Esse filme o Coach Carter- que eu até falei antes sem saber que era um dos filmes - é um filme que eu uso desde sempre, porque sou novo e faz pouco tempo que eu trabalho. Comecei trabalhando com Ensino Médio, então a primeira coisa que eu pensei, vou querer disciplina. Então eu sempre uso o Coach Carter como um quebra gelo, para eles se ligarem mais ou menos como eu vou agir com eles. (DM professor (a) da rede municipal de Rio Grande).

Em diversos momentos as falas dos professores reforçam a ideia de que a Educação Física embora seja uma área que abrange inúmeros aspectos da cultura corporal, ainda é um espaço, sobretudo na escola, onde a área do conhecimento é predominante vinculada ao esporte. Visto que é possível observar que uma grande fatia de seus conteúdos, estão relacionadas às modalidades esportivas. Por sua vez, essa imagem estereotipada das aulas práticas, também, trouxe à tona em algumas falas a avaliação de que a Educação Física como componente curricular ainda ocupa um lugar diferenciado, por vezes até desqualificado, em relação as demais disciplinas do currículo.
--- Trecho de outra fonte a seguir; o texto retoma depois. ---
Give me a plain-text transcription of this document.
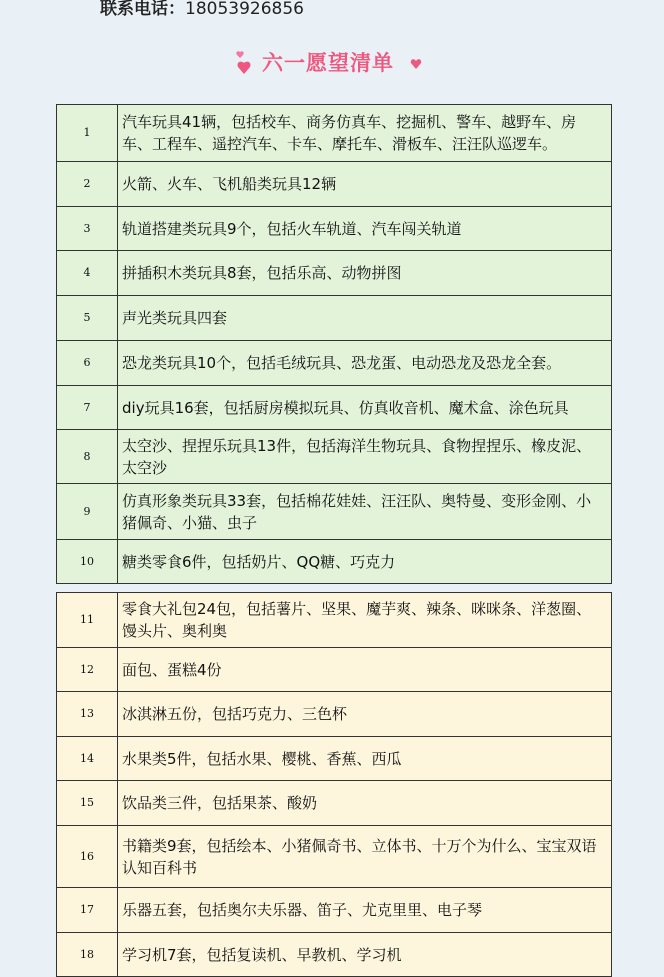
联系电话：18053926856
六一愿望清单
1	汽车玩具41辆，包括校车、商务仿真车、挖掘机、警车、越野车、房车、工程车、遥控汽车、卡车、摩托车、滑板车、汪汪队巡逻车。
2	火箭、火车、飞机船类玩具12辆
3	轨道搭建类玩具9个，包括火车轨道、汽车闯关轨道
4	拼插积木类玩具8套，包括乐高、动物拼图
5	声光类玩具四套
6	恐龙类玩具10个，包括毛绒玩具、恐龙蛋、电动恐龙及恐龙全套。
7	diy玩具16套，包括厨房模拟玩具、仿真收音机、魔术盒、涂色玩具
8	太空沙、捏捏乐玩具13件，包括海洋生物玩具、食物捏捏乐、橡皮泥、太空沙
9	仿真形象类玩具33套，包括棉花娃娃、汪汪队、奥特曼、变形金刚、小猪佩奇、小猫、虫子
10	糖类零食6件，包括奶片、QQ糖、巧克力
11	零食大礼包24包，包括薯片、坚果、魔芋爽、辣条、咪咪条、洋葱圈、馒头片、奥利奥
12	面包、蛋糕4份
13	冰淇淋五份，包括巧克力、三色杯
14	水果类5件，包括水果、樱桃、香蕉、西瓜
15	饮品类三件，包括果茶、酸奶
16	书籍类9套，包括绘本、小猪佩奇书、立体书、十万个为什么、宝宝双语认知百科书
17	乐器五套，包括奥尔夫乐器、笛子、尤克里里、电子琴
18	学习机7套，包括复读机、早教机、学习机
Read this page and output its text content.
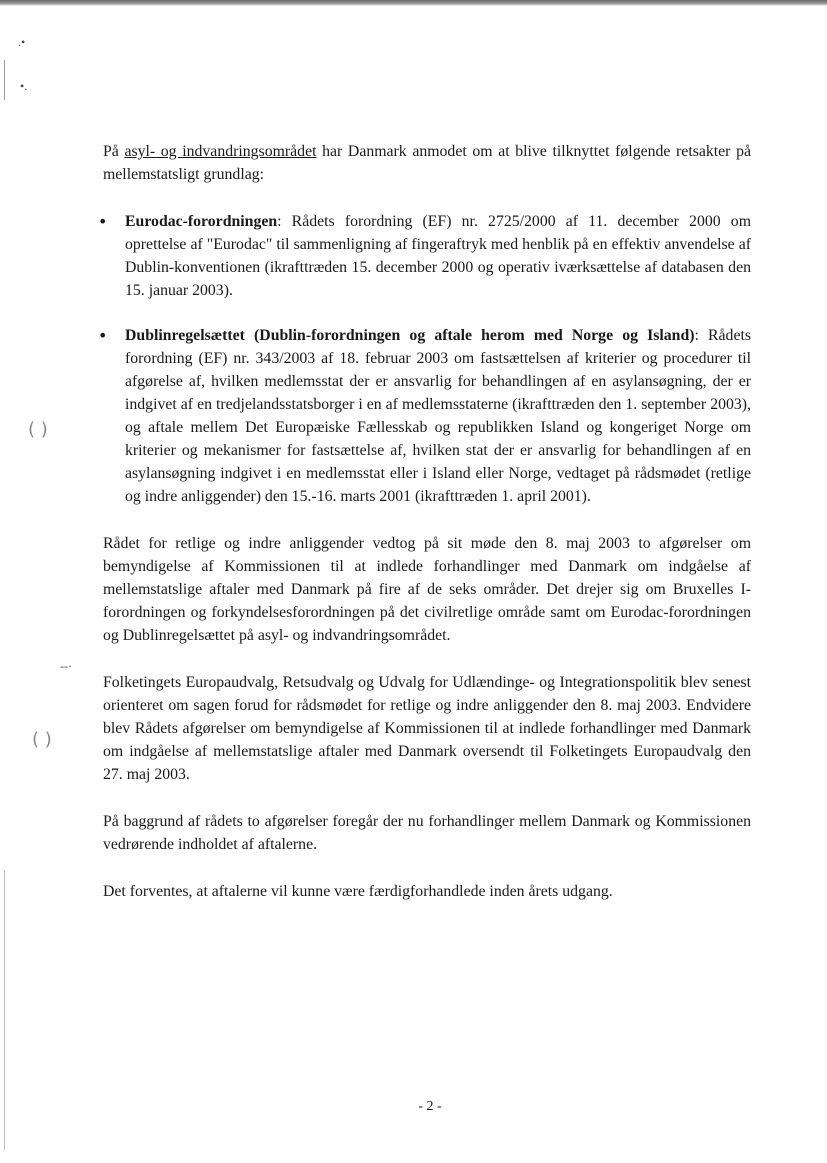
.•
•.
( )
--·
( )

På asyl- og indvandringsområdet har Danmark anmodet om at blive tilknyttet følgende retsakter på mellemstatsligt grundlag:

• Eurodac-forordningen: Rådets forordning (EF) nr. 2725/2000 af 11. december 2000 om oprettelse af "Eurodac" til sammenligning af fingeraftryk med henblik på en effektiv anvendelse af Dublin-konventionen (ikrafttræden 15. december 2000 og operativ iværksættelse af databasen den 15. januar 2003).
• Dublinregelsættet (Dublin-forordningen og aftale herom med Norge og Island): Rådets forordning (EF) nr. 343/2003 af 18. februar 2003 om fastsættelsen af kriterier og procedurer til afgørelse af, hvilken medlemsstat der er ansvarlig for behandlingen af en asylansøgning, der er indgivet af en tredjelandsstatsborger i en af medlemsstaterne (ikrafttræden den 1. september 2003), og aftale mellem Det Europæiske Fællesskab og republikken Island og kongeriget Norge om kriterier og mekanismer for fastsættelse af, hvilken stat der er ansvarlig for behandlingen af en asylansøgning indgivet i en medlemsstat eller i Island eller Norge, vedtaget på rådsmødet (retlige og indre anliggender) den 15.-16. marts 2001 (ikrafttræden 1. april 2001).

Rådet for retlige og indre anliggender vedtog på sit møde den 8. maj 2003 to afgørelser om bemyndigelse af Kommissionen til at indlede forhandlinger med Danmark om indgåelse af mellemstatslige aftaler med Danmark på fire af de seks områder. Det drejer sig om Bruxelles I-forordningen og forkyndelsesforordningen på det civilretlige område samt om Eurodac-forordningen og Dublinregelsættet på asyl- og indvandringsområdet.

Folketingets Europaudvalg, Retsudvalg og Udvalg for Udlændinge- og Integrationspolitik blev senest orienteret om sagen forud for rådsmødet for retlige og indre anliggender den 8. maj 2003. Endvidere blev Rådets afgørelser om bemyndigelse af Kommissionen til at indlede forhandlinger med Danmark om indgåelse af mellemstatslige aftaler med Danmark oversendt til Folketingets Europaudvalg den 27. maj 2003.

På baggrund af rådets to afgørelser foregår der nu forhandlinger mellem Danmark og Kommissionen vedrørende indholdet af aftalerne.

Det forventes, at aftalerne vil kunne være færdigforhandlede inden årets udgang.

- 2 -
Sabe que na reunião agora de entrega de notas... Acabou que muita gente ficou [reprovado] comigo, na prática são muito bons, participativos, mas não entregam trabalhos. Então a vice-diretora antes da entrega de notas, foi justificar para os pais, o alto número de reprovações na disciplina (AD professor (a) da rede municipal de Rio Grande).

Por fim, constata-se na figura do coach-teachera preocupação com o desempenho escolar dos alunos e não apenas o foco no âmbito esportivo. Exemplificando, a partir do filme “Coach Carter”,observa-se através de algumas ações e falas do treinador Carter, a preocupação com a formação acadêmica e com o potencial dos alunos de sua equipe de basquete da escola. A exemplo disso, destaca-se frases como: “Esses alunos são alunos-atletas. ‘Alunos’ vem antes” e “não é difícil obter uma média 5,75”, além de preocupações relacionadas à frequência, empenho e participação dos discentes pertencentes ao time no âmbito escolar. As atitudes citadas das figuras cinematográficas possuem aproximações com os professores participantes da pesquisa que trabalham com equipes escolares, onde geralmente a participação dos alunos é vinculada ao comportamento social do estudante em sua rotina escolar.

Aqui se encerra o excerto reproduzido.